Pre built jvm binaries that are dynamically linked to glibc are an example.

"At present, some glibc-linked shared libraries can be loaded with musl, but all but the simplest glibc-linked applications will fail if musl is dropped-in in place of /lib/ld-linux.so.2"


Some of the differences are listed here: https://wiki.musl-libc.org/functional-differences-from-glibc...

That reminded me that I noticed from the java 12 link on the front page, that they mention early access builds of java 13 for alpine. https://jdk.java.net/13/

Can anyone compare Alpine Linux with Void Linux, their pros and cons?

I don't claim to be an expert, but my understanding is that Alpine is mainly focused on small size, so musl libc, lack of systemd, etc, are means to that end.

Void seems to be more focused on power user experience, in the vein of Gentoo / Arch. So glibc or musl as an option, lack of systemd, and a pacman-like package manager (xbps) are all means to that end.

Alpine gets lots of usage as a Docker base layer due to that small size. Void certainly could be used as a Docker base image, but that's much less common than Alpine because the image sizes are probably roughly comparable to Debian and when running in a container the systemd vs not-systemd choice becomes less relevant.

Void: Rolling release, musl and glibc variants.

Alpine: Stable releases that are supported 2 years, musl-only. EDIT: Oops, forgot that "edge" is a rolling release.

I personally prefer Void for desktop and Alpine for servers/containers/appliances, but either could be used for either.

Alpine is magic. No fluff, no bloat, simple really, really well-designed setup- and package-tools. Including a full OS installation and setup, I can go from blank machine (or vps) to functioning, customized server in less than ten minutes if I absolutely have to. Good repos with everything I could ask for. Oh, and OpenRC, no systemd nonsense. I need really convincing reasons to ever build a server on anything else.

What does devops mean? I keep seeing that word.

If you're a low-level employee, it means someone who hooks up Jenkins to other crap. If you're a manager, it's a position you're hiring for. If you're upper management or executive, it's a methodology to solve business problems and improve output. If you're C-level, it's a cool buzz word.

This is a cynical and funny comment, but I see from your profile you have a wiki with a good definition that’s probably worth linking to (https://devops.yoga/overview.html).

C-suite porn.

They'd never get off, there's no pie charts

System and network administration as a software development target.

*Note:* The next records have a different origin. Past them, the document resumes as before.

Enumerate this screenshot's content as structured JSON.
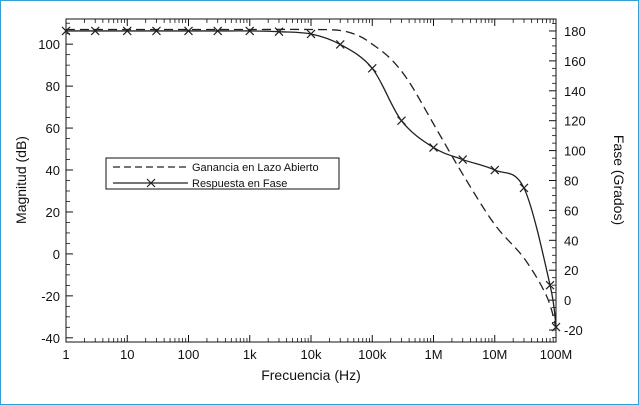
{
  "chart_data": {
    "type": "line",
    "xlabel": "Frecuencia (Hz)",
    "ylabel_left": "Magnitud (dB)",
    "ylabel_right": "Fase (Grados)",
    "x_scale": "log",
    "xlim": [
      1,
      100000000
    ],
    "ylim_left": [
      -42,
      112
    ],
    "ylim_right": [
      -28,
      188
    ],
    "x_ticks": [
      {
        "value": 1,
        "label": "1"
      },
      {
        "value": 10,
        "label": "10"
      },
      {
        "value": 100,
        "label": "100"
      },
      {
        "value": 1000,
        "label": "1k"
      },
      {
        "value": 10000,
        "label": "10k"
      },
      {
        "value": 100000,
        "label": "100k"
      },
      {
        "value": 1000000,
        "label": "1M"
      },
      {
        "value": 10000000,
        "label": "10M"
      },
      {
        "value": 100000000,
        "label": "100M"
      }
    ],
    "y_ticks_left": [
      {
        "value": 100,
        "label": "100"
      },
      {
        "value": 80,
        "label": "80"
      },
      {
        "value": 60,
        "label": "60"
      },
      {
        "value": 40,
        "label": "40"
      },
      {
        "value": 20,
        "label": "20"
      },
      {
        "value": 0,
        "label": "0"
      },
      {
        "value": -20,
        "label": "-20"
      },
      {
        "value": -40,
        "label": "-40"
      }
    ],
    "y_ticks_right": [
      {
        "value": 180,
        "label": "180"
      },
      {
        "value": 160,
        "label": "160"
      },
      {
        "value": 140,
        "label": "140"
      },
      {
        "value": 120,
        "label": "120"
      },
      {
        "value": 100,
        "label": "100"
      },
      {
        "value": 80,
        "label": "80"
      },
      {
        "value": 60,
        "label": "60"
      },
      {
        "value": 40,
        "label": "40"
      },
      {
        "value": 20,
        "label": "20"
      },
      {
        "value": 0,
        "label": "0"
      },
      {
        "value": -20,
        "label": "-20"
      }
    ],
    "series": [
      {
        "name": "Ganancia en Lazo Abierto",
        "axis": "left",
        "style": "dashed",
        "marker": "none",
        "color": "#222222",
        "x": [
          1,
          10,
          100,
          1000,
          10000,
          30000,
          60000,
          100000,
          200000,
          400000,
          1000000,
          3000000,
          10000000,
          30000000,
          70000000,
          100000000
        ],
        "y": [
          107,
          107,
          107,
          107,
          107,
          106.5,
          104,
          100,
          93,
          82,
          62,
          38,
          14,
          -2,
          -20,
          -35
        ]
      },
      {
        "name": "Respuesta en Fase",
        "axis": "right",
        "style": "solid",
        "marker": "x",
        "color": "#222222",
        "x": [
          1,
          3,
          10,
          30,
          100,
          300,
          1000,
          3000,
          10000,
          30000,
          100000,
          300000,
          1000000,
          3000000,
          10000000,
          30000000,
          80000000,
          100000000
        ],
        "y": [
          180,
          180,
          180,
          180,
          180,
          180,
          180,
          179.5,
          178,
          171,
          155,
          120,
          102,
          94,
          87,
          75,
          10,
          -18
        ]
      }
    ],
    "legend": {
      "position": "left-center",
      "framed": true
    },
    "grid": false
  }
}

"DevOps is the combination of cultural philosophies, practices, and tools that increases an organization’s ability to deliver applications and services at high velocity: evolving and improving products at a faster pace than organizations using traditional software development and infrastructure management processes. This speed enables organizations to better serve their customers and compete more effectively in the market."

From AWS's What is Devops? https://aws.amazon.com/devops/what-is-devops/

About $150k a year.

Can anyone explain what the deal is with companies who have 1000 general blog posts, and then separately, a product they're selling? Is it just to bring in traffic that will hopefully buy their product?

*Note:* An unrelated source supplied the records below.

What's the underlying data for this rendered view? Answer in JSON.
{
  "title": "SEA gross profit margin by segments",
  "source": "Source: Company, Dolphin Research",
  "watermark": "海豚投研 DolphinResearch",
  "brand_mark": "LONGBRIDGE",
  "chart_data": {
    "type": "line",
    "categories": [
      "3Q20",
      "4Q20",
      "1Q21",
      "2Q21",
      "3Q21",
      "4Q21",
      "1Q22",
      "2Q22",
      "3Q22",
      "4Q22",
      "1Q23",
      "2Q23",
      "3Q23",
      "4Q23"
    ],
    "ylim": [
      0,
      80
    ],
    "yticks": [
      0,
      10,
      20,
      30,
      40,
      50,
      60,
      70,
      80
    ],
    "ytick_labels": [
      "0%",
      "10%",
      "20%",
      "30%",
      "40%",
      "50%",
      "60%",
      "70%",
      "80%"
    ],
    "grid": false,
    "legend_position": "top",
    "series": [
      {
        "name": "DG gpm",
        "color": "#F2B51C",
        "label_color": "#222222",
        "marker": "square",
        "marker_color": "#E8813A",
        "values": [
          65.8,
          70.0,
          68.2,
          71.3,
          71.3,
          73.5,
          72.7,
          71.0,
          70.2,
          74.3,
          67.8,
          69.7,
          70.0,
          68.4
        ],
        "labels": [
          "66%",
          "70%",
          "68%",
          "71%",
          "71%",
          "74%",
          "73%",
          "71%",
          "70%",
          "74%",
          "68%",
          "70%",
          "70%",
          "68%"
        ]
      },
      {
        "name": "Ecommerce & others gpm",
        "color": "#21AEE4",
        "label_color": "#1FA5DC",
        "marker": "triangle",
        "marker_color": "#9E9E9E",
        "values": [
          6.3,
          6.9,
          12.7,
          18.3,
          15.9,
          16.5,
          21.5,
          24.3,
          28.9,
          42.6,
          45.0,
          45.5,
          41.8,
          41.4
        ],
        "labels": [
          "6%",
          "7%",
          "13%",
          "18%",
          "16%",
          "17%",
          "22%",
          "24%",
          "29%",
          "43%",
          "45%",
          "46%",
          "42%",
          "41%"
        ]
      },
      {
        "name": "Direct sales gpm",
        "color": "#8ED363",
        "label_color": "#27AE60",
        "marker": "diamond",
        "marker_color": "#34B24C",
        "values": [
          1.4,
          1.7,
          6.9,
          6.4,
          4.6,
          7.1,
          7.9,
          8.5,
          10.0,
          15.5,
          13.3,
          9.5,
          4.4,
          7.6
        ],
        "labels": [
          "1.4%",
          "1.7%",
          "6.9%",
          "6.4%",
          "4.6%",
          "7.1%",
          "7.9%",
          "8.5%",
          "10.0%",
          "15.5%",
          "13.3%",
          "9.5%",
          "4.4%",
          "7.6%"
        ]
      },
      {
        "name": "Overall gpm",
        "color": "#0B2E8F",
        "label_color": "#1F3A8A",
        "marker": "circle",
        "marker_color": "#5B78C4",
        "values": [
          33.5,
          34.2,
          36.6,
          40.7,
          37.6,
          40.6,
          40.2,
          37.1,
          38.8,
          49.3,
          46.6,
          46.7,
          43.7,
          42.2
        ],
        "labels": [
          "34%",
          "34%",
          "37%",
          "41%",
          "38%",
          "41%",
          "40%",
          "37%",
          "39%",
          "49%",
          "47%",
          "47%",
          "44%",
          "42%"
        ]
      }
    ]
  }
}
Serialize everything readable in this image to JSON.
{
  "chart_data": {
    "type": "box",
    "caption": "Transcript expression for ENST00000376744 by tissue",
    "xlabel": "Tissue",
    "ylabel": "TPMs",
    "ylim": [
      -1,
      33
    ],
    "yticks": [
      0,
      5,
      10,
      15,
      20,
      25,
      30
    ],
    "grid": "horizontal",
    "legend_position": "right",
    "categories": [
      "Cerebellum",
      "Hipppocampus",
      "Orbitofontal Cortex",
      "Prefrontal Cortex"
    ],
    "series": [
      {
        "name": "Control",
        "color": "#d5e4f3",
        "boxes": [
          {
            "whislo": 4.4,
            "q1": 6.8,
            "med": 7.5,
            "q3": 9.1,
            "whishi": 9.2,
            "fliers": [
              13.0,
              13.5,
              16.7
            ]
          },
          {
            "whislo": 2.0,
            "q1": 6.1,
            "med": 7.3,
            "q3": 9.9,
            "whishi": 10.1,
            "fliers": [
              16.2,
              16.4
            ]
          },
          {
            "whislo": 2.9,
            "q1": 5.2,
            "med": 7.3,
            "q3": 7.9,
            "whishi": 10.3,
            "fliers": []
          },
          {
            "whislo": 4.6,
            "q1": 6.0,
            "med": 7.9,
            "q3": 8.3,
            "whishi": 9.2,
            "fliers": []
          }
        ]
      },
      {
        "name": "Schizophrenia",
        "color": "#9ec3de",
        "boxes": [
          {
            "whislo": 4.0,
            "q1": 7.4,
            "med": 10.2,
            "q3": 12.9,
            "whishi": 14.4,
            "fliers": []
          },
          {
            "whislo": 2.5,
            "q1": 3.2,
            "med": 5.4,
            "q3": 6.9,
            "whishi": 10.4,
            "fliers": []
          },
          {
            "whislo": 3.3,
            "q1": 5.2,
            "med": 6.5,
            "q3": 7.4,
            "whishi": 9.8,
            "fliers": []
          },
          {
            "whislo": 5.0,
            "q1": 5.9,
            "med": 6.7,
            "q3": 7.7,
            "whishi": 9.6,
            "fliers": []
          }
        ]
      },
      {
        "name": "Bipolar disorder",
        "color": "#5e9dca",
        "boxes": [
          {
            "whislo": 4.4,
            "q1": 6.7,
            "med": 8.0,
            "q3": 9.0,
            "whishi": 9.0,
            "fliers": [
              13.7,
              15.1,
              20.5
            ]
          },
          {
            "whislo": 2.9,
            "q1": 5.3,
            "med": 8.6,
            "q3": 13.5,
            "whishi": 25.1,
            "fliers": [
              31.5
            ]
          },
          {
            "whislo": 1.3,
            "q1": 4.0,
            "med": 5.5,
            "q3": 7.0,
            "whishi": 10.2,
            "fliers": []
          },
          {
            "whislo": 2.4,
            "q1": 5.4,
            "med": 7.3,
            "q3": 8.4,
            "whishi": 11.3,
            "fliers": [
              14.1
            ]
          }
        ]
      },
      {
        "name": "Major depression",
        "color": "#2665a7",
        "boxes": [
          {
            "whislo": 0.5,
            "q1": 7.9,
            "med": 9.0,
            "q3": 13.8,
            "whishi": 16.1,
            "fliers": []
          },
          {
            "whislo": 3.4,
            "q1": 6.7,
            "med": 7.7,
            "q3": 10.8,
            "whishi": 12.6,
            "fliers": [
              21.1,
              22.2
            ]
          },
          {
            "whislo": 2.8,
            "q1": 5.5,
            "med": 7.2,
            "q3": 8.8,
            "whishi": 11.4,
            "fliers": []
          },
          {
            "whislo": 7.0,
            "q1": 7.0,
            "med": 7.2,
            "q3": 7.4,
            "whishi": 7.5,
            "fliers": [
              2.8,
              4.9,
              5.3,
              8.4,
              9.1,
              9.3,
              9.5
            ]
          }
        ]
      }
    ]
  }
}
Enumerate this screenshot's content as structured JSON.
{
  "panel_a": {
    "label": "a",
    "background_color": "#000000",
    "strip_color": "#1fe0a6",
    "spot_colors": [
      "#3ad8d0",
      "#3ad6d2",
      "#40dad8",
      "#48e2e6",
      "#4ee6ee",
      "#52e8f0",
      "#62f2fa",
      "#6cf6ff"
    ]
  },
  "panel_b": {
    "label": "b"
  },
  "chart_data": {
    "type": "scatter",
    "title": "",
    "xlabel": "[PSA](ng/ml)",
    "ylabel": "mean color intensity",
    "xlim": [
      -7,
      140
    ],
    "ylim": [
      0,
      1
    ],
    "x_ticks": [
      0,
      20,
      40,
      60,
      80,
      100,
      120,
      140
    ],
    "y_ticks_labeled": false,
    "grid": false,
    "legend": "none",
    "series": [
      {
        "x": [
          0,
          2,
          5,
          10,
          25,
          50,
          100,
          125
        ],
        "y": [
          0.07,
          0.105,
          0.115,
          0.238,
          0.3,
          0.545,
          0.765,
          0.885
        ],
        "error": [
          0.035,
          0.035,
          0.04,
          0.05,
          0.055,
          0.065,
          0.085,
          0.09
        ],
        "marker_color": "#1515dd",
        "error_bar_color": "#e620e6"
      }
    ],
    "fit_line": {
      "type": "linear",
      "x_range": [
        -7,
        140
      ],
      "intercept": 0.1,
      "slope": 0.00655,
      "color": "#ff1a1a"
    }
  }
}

Yes mostly, but it might also be considered a very roundabout evergreen recruiting advertisement, "Oh look they are using X and Y to build Z! I bet that would be a cool place to work if the opportunity arose."

More posts -> more backlinks -> higher domain authority -> higher search result ranking in search engines

More like try and attract potential employees by seeming cool and working on interesting problems

Slightly off-topic question: I use Windows as my OS of choice. If I want to run my browser in a Linux VM via Virtualbox, would Alpine be a good choice?

Or is there something even better/lighter?